Petrol import loss hits N1.4tr
Nigeria records about N1.4 trillion yearly as under-recovery from its importation and sale of Premium Motor Spirit at N145 per litre, Petroleum Resources Minister Ibe Kachikwu said yesterday.
He spoke at a meeting in Abuja where stakeholders in the Liquefied Petroleum Gas (LPG) sector met to review the challenges of the LPG market.
Kachikwu explained that it was time Nigeria began to look at alternative fuel sources, such as LPG, which are clean and less expensive.
He said President Muhammadu Buhari would in the next two months launch an infrastructure rebirth plan with which the country would leverage to attract private finance to upgrade her oil and gas infrastructure.
Said the minister: “Clean energy is very essential and we need to move away from complete utilisation in our transport sector of only PMS which is creating a lot of under-recovery of N1.4 trillion per annum of exposure to the government.
“At the end of the day, we begin to go into other components of cleaner fuels and rely less on the PMS that is gotten from out of the country.”
Asked to clarify if the figure on petrol under-recovery was annually and how the government felt about it, Kachikwu replied: “Yes, currently. That is being addressed at a very high level and I don’t want to go into that.”
In March, the Nigerian National Petroleum Corporation (NNPC) disclosed that its expenditure on petrol subsidy was N774 million daily, and that 50 million litres was consumed across the country everyday.
NNPC’s Group Managing Director Dr. Maikanti Baru described the amount as “under-recovery”, adding that the huge fund was due to the proliferation of filling stations in communities with international land and coastal borders across the country.

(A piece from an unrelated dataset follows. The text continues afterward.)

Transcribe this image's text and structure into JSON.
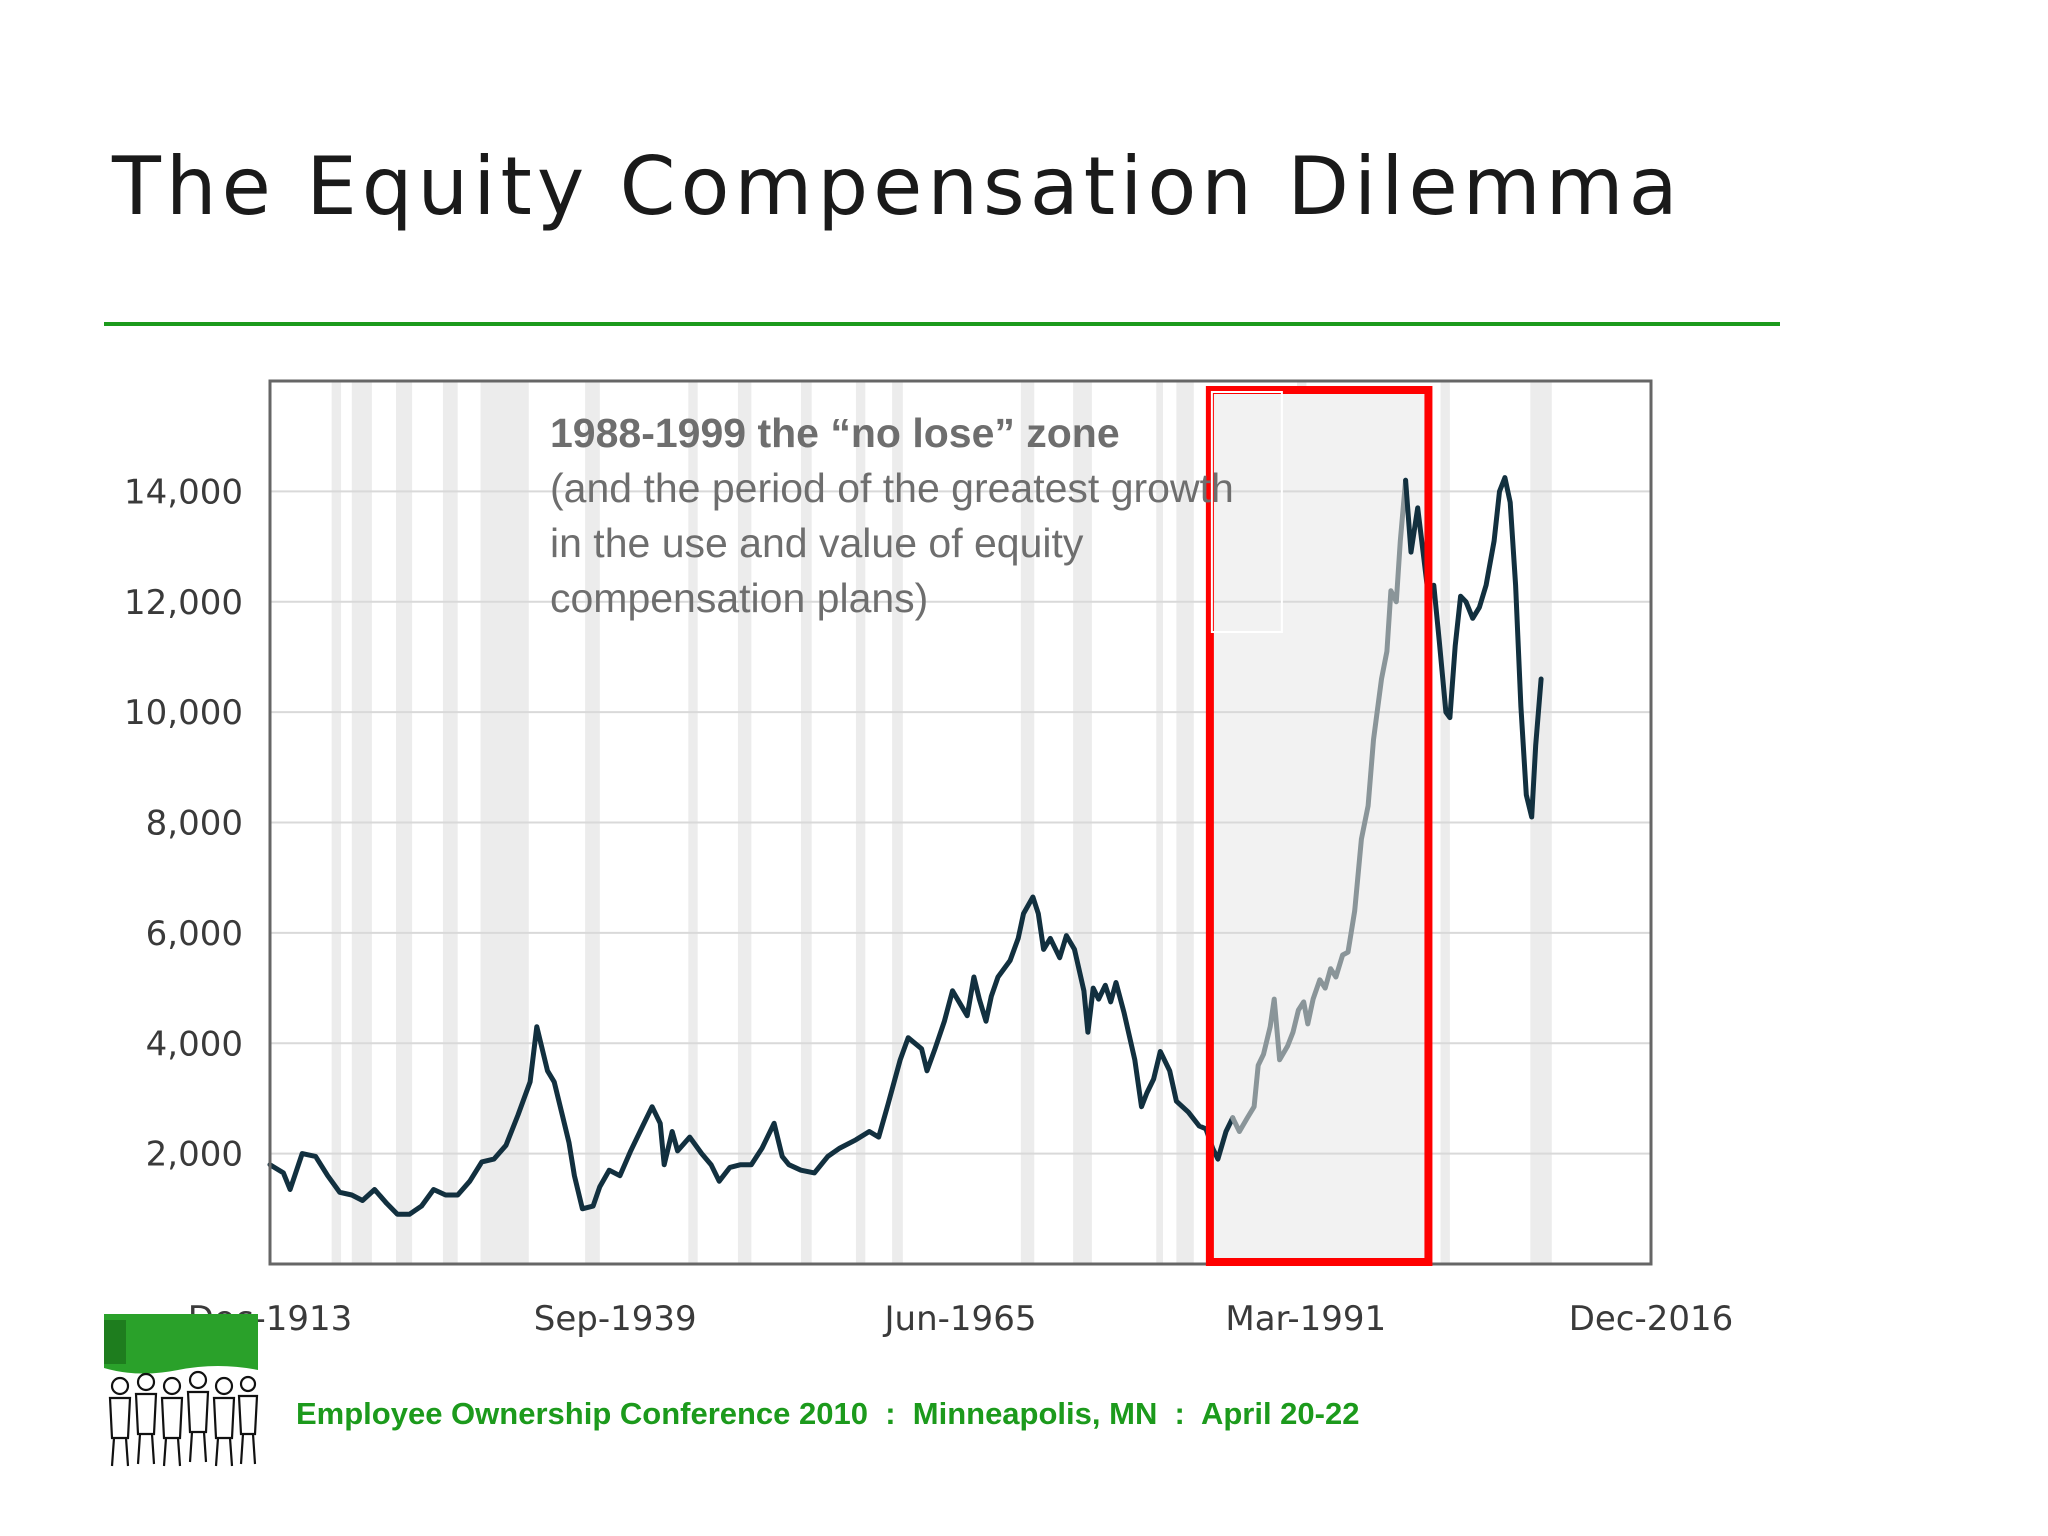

Kachikwu also indicated that the government would launch an infrastructure rebirth plan for the oil and gas industry. The rebirth plan he noted, will enable private investors put in money in key infrastructure assets across the entire value chain of the sector.
“I think government is focused in all the areas. We are hoping to launch an infrastructure rebirth map for the oil sector over the next two months, and I hope His Excellency, the President will launch that.
“The effect is that it will be to open up tariff and create policy positions that will enable people to actually go in and invest in critical infrastructure that is needed because anywhere you go, whether it is distribution of petroleum products massively through trucks and rather than through pipelines, whether it is being able to take crude into refineries or distribute gas throughout the country, infrastructure is so key.
“There are lots of stranded gas and power everywhere. Distribution is key; infrastructure is key. We need to find a way of finding enough incentives to enable the private sector go in very bullishly and put the money where it is supposed to be,” he explained.
On the significance of the LPG meeting, Kachikwu said: “Coming from this meetings we are having, we will come up with recommendations of what DPR needs to do to deepen licensing issues and enforcement issues, but over and above just going after individuals who have done it wrongly; what are the incentives, schemes and structures we need to put in place, and it just goes to tell u where the storage capacities for the gas we have been buying; where are the official distribution and sales centers? If we deepen the regulation, deepen the licensing and enforcement, we should be able to get there.”
He noted: “But, like you know, we already have a gas policy which was approved at FEC and all of this is in there. What this group is going to do is to take a piece of that as it concerns LPG and say how we can take that policy document and expand and activate the whole LPG.”